C’est ce qui arrive ici. David fuyant devant Absalom est un type frappant des Juifs fidèles de la fin. Des deux côtés la coulpe du sang innocent d’Urie, du sang du Messie rejeté; des deux côtés l’âme restaurée à la suite de ce crime; des deux côtés l’intégrité du cœur, mêlée au sentiment profond de la faute; des deux côtés enfin, les conséquences de la faute, subies sous le gouvernement de Dieu qui ne peut laisser le crime impuni, mais qui soutient l’âme restaurée, au milieu de la colère apparente qu’elle doit porter aux yeux de tous, comme un fardeau dont elle sait que Dieu la délivrera à la fin pour la ramener dans la joie sans nuage de sa présence.

David, un si beau type de Christ au commencement de sa carrière, est devenu, par son péché, un type du résidu souffrant. Seulement, tout le long des Psaumes, le résidu est encouragé en trouvant, par la bouche de David prophète, que le Messie lui-même est entré d’avance, en sympathie et pour lui montrer le chemin, dans les tribulations et les détresses que lui, le résidu, devra subir. Les fidèles seront ainsi fortifiés chaque jour par les paroles prononcées par l’Esprit de Christ, et dans lesquelles ils trouveront, au milieu de leur détresse, l’expression prophétique de leur foi et de leur confiance en Dieu. Nous allons donc rencontrer, dans cette partie de l’histoire de David, les expériences de l’âme sous les conséquences de sa faute et les encouragements que lui donne l’Esprit de Christ, sous le gouvernement de Dieu1.

1 Il est très digne de remarque que la série des Ps. 3 à 7, servant de préface à tout le livre des Psaumes2, commence par le «Psaume de David, lorsqu’il s’enfuyait de devant Absalom, son fils». De fait, cette série tout entière appartient à cette période, comme le montre le Ps. 7, qui mentionne les outrages de Shimhi relatés en 2 Sam. 16. Tout cela prouve que la fuite de David devant Absalom est bien un type prophétique de la position et des sentiments du résidu dans les Psaumes. Ajoutons encore que le Ps. 71, ainsi qu’une portion du livre 2 dont il fait partie, se rapporte directement à cette période de l’histoire de David.

2 Les Ps. 1 et 2 en sont le sommaire. Ils présentent les deux grands sujets des Psaumes: le caractère des fils du royaume (Ps. 1), et les conseils de Dieu au sujet du Messie (Ps. 2). On y trouve l’indication de tous les personnages du drame: les justes, le peuple apostat, les nations, le Messie.

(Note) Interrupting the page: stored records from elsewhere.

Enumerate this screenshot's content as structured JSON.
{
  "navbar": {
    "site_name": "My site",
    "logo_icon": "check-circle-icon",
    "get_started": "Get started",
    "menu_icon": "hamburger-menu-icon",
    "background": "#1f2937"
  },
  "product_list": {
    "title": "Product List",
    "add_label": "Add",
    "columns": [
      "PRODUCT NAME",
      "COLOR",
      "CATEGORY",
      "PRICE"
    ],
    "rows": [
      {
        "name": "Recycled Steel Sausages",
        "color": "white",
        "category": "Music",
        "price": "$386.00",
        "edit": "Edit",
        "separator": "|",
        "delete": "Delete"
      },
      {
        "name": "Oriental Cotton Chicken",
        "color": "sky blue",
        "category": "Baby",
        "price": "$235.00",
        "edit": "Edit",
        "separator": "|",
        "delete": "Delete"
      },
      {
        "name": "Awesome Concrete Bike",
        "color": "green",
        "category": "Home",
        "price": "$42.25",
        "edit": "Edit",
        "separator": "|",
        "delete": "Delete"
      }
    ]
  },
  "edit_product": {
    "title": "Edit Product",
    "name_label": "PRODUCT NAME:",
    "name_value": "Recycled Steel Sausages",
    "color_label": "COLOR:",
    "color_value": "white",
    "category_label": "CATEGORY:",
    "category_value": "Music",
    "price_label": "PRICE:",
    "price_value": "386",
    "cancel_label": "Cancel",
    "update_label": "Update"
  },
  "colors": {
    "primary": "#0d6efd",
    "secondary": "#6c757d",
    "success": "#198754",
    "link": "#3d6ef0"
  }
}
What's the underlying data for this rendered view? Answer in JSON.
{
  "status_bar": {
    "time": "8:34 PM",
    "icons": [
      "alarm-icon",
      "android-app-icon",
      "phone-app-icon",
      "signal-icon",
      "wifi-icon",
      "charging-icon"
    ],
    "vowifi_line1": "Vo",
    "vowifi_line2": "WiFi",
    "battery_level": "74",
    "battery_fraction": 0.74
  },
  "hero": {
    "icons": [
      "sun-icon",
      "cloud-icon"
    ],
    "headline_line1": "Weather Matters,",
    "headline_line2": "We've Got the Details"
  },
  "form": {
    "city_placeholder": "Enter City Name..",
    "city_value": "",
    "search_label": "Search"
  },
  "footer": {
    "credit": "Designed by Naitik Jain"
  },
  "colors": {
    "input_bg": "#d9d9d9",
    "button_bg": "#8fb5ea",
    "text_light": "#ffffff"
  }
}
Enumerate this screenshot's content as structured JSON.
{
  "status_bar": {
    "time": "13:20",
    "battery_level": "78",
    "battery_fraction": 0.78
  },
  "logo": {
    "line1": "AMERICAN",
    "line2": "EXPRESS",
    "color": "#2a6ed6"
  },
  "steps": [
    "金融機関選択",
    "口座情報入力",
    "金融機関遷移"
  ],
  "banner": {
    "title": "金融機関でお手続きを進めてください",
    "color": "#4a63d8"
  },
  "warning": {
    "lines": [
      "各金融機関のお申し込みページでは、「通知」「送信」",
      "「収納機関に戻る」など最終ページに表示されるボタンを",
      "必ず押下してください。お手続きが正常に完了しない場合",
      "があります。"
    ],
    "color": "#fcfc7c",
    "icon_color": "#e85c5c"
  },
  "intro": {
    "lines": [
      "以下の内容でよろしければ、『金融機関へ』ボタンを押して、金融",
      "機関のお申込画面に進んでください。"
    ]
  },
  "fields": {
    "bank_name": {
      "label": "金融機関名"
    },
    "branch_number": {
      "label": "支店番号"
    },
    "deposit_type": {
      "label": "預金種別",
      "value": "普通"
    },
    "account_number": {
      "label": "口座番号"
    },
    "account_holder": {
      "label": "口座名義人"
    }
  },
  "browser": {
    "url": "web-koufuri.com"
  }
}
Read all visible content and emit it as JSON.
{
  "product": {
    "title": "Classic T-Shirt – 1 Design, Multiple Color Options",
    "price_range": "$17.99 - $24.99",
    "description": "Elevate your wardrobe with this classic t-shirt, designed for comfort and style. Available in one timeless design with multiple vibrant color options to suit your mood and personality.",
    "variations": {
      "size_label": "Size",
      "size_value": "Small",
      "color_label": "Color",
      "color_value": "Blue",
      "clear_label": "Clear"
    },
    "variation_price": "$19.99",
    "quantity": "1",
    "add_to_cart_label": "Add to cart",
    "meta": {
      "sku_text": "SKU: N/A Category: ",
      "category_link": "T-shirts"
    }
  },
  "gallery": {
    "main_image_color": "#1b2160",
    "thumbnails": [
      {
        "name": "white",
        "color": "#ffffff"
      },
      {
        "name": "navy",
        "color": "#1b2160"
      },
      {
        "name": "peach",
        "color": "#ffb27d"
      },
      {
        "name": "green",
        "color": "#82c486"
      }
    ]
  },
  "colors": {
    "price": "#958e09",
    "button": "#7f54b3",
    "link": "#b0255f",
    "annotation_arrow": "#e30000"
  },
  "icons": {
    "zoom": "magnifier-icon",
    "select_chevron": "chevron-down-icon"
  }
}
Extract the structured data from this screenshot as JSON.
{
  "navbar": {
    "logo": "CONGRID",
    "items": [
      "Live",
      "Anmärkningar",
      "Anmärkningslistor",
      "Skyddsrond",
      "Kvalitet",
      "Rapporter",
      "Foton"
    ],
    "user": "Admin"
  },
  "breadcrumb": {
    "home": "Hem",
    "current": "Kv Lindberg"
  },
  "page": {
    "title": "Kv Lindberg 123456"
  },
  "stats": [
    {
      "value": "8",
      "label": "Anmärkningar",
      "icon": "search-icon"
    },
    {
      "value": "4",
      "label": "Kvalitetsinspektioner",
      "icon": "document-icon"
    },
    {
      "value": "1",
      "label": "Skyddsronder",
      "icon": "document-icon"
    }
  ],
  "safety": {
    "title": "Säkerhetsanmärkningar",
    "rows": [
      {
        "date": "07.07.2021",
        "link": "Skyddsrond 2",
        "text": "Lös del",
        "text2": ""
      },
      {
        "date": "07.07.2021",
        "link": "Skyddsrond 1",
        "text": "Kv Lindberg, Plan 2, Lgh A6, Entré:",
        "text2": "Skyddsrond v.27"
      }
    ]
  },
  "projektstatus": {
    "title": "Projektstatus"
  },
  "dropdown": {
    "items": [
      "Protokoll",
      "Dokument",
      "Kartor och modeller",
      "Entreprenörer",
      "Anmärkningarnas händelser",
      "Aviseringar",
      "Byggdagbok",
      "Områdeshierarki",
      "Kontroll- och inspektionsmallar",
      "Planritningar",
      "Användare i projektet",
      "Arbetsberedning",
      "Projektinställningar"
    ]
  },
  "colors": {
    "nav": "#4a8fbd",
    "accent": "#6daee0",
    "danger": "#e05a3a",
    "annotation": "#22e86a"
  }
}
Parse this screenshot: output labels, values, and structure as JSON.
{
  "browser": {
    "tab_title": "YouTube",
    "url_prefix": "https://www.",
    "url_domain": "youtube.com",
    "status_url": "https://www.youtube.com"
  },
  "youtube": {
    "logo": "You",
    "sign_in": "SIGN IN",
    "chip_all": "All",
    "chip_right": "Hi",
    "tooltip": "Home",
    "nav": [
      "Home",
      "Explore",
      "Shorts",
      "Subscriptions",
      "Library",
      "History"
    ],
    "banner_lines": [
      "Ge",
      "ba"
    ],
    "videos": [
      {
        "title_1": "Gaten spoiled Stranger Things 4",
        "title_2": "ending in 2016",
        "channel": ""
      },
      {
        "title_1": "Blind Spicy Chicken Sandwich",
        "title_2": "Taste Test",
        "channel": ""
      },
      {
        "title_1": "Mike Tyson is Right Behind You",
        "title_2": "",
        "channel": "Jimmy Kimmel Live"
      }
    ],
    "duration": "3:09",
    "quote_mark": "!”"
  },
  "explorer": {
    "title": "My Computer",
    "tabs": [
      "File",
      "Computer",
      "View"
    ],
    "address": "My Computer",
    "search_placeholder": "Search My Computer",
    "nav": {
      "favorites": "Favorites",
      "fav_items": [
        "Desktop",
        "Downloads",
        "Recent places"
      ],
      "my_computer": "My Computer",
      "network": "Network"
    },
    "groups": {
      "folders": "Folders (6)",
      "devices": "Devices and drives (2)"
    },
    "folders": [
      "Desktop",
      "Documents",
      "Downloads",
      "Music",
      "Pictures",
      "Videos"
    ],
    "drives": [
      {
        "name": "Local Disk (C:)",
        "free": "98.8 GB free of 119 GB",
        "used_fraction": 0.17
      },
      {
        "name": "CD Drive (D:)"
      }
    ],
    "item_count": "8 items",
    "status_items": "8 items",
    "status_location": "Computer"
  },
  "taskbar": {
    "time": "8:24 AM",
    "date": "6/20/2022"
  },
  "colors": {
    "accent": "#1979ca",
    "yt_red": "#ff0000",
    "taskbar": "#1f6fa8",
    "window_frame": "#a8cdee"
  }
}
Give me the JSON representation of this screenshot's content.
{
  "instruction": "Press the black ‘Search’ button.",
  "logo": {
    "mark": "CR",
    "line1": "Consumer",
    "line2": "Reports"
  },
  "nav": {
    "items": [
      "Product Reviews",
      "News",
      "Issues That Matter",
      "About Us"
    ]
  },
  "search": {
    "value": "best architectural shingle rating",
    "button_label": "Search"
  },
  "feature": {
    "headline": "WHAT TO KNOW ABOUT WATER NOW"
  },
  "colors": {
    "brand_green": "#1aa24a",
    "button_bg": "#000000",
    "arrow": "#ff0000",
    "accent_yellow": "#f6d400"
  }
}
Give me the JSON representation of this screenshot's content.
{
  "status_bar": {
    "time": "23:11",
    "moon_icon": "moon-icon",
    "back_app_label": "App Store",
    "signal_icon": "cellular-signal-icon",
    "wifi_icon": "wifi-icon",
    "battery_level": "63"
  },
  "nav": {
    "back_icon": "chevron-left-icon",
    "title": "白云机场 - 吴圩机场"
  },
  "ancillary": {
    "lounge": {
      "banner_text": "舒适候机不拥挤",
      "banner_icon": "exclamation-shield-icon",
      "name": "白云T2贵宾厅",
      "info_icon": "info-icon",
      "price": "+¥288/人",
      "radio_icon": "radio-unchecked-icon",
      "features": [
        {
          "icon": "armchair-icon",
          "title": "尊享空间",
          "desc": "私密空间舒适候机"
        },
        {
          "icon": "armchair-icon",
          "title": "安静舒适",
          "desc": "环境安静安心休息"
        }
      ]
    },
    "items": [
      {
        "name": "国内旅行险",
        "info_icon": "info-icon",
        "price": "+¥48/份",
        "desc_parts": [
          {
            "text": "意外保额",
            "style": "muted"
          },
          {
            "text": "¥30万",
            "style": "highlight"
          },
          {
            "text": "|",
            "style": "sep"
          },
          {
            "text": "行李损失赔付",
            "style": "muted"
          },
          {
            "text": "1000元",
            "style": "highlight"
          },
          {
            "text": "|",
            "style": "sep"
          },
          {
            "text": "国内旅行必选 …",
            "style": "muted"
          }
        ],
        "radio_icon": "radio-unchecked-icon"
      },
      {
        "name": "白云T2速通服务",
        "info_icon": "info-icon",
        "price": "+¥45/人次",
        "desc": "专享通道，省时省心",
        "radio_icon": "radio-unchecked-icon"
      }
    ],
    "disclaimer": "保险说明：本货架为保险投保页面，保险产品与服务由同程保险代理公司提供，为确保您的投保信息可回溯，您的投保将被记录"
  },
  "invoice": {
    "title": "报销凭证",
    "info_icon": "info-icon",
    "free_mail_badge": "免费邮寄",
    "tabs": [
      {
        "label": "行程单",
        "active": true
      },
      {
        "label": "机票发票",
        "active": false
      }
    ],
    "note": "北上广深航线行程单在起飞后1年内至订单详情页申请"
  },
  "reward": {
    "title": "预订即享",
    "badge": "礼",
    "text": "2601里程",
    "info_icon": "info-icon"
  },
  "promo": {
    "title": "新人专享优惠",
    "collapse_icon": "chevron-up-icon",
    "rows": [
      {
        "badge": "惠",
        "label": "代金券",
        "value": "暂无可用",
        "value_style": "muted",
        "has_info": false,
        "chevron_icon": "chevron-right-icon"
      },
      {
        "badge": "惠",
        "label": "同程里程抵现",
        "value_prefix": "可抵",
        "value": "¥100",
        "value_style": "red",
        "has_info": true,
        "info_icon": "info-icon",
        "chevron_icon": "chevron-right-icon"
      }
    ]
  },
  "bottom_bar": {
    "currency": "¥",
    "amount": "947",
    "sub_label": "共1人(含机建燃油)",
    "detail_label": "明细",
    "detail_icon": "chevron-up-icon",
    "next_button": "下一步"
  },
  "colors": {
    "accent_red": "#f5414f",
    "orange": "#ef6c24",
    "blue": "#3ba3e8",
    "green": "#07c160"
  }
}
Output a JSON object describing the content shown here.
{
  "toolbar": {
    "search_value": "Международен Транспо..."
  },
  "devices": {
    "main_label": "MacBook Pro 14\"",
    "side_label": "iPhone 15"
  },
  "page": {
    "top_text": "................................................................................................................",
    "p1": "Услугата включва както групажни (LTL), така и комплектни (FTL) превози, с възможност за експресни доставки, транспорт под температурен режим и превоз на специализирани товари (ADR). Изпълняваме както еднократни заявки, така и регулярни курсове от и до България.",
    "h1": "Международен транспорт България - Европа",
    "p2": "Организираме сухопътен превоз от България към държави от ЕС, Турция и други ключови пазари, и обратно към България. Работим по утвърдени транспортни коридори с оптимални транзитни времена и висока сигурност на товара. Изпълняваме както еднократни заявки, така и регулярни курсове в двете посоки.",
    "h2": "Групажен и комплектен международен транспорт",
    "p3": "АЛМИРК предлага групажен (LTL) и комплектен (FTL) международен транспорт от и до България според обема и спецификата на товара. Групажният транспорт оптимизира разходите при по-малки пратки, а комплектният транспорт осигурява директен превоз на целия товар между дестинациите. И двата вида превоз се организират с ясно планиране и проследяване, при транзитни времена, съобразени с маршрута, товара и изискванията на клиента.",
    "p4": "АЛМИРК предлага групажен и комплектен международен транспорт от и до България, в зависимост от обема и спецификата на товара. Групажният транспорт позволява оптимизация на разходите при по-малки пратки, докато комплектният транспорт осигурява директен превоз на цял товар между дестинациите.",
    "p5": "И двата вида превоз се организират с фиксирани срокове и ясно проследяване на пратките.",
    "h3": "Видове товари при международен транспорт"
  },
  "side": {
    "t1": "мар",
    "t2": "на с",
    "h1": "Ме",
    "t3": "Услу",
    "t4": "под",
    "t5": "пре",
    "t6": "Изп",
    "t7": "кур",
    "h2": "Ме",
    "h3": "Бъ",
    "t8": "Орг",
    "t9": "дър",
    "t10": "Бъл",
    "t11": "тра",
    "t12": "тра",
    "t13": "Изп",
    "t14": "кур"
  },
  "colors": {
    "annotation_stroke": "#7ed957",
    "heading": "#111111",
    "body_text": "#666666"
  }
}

David s’enfuit en hâte, dès qu’il apprend que les cœurs des hommes d’Israël suivent Absalom. Ce n’est ni lâcheté, ni faiblesse de sa part, c’est de la foi. La foi ne suivra jamais le chemin que l’homme naturel aurait choisi. Qui n’eût opposé dans ce moment une armée bien aguerrie à une conjuration naissante? Qui n’eût tenté, une fois au moins, le sort des armes, quand tout Jérusalem était encore avec le roi légitime? David fuit, non parce qu’Absalom est le plus fort, mais parce qu’il est la verge de Dieu levée en châtiment sur son serviteur. Mais ce n’est pas à lui seul que David pense, c’est à Jérusalem, la ville de l’Éternel, à laquelle il veut épargner une épreuve ou une ruine que sa résistance lui attirerait.

Donc, le roi sort et s’arrête au bord du Cédron. Cette fuite hâtive est cependant si calme qu’elle a plutôt l’air d’un cortège royal que d’une défaite. C’est qu’elle est dominée par le sentiment profond qu’on est avec Dieu dans la tribulation. Le roi fugitif devient immédiatement le centre du peuple dans cet exode. Derrière lui sa maison et tout le peuple qui lui est resté fidèle; à ses côtés ses serviteurs; à l’avant-garde ses guerriers. N’est-il pas frappant que les hommes d’armes ne forment point l’arrière-garde, quand l’ennemi se trouve sur les talons de ce peuple sans défense? Non, ils marchent devant le roi, ses hérauts, ses témoins par le chemin du désert. Les compagnons d’Absalom pouvaient considérer cette marche comme une déroute; les Keréthiens, les Peléthiens et les Guitthiens y voyaient un suprême honneur. Or remarquez ceci: au moment où le vrai roi d’Israël devient un étranger et un fugitif par la rébellion de son peuple, des étrangers sont mis à la place d’honneur. Les Keréthiens et les Peléthiens, des tribus philistines, émigrées, dit-on, de la Crète, les Guitthiens, des gens de Gath, quittant la capitale de la Philistie et leur pays d’origine pour associer leur sort à celui de David. Leur roi d’autrefois avait perdu son autorité sur eux; le roi de l’Éternel était devenu la boussole qui les orientait désormais.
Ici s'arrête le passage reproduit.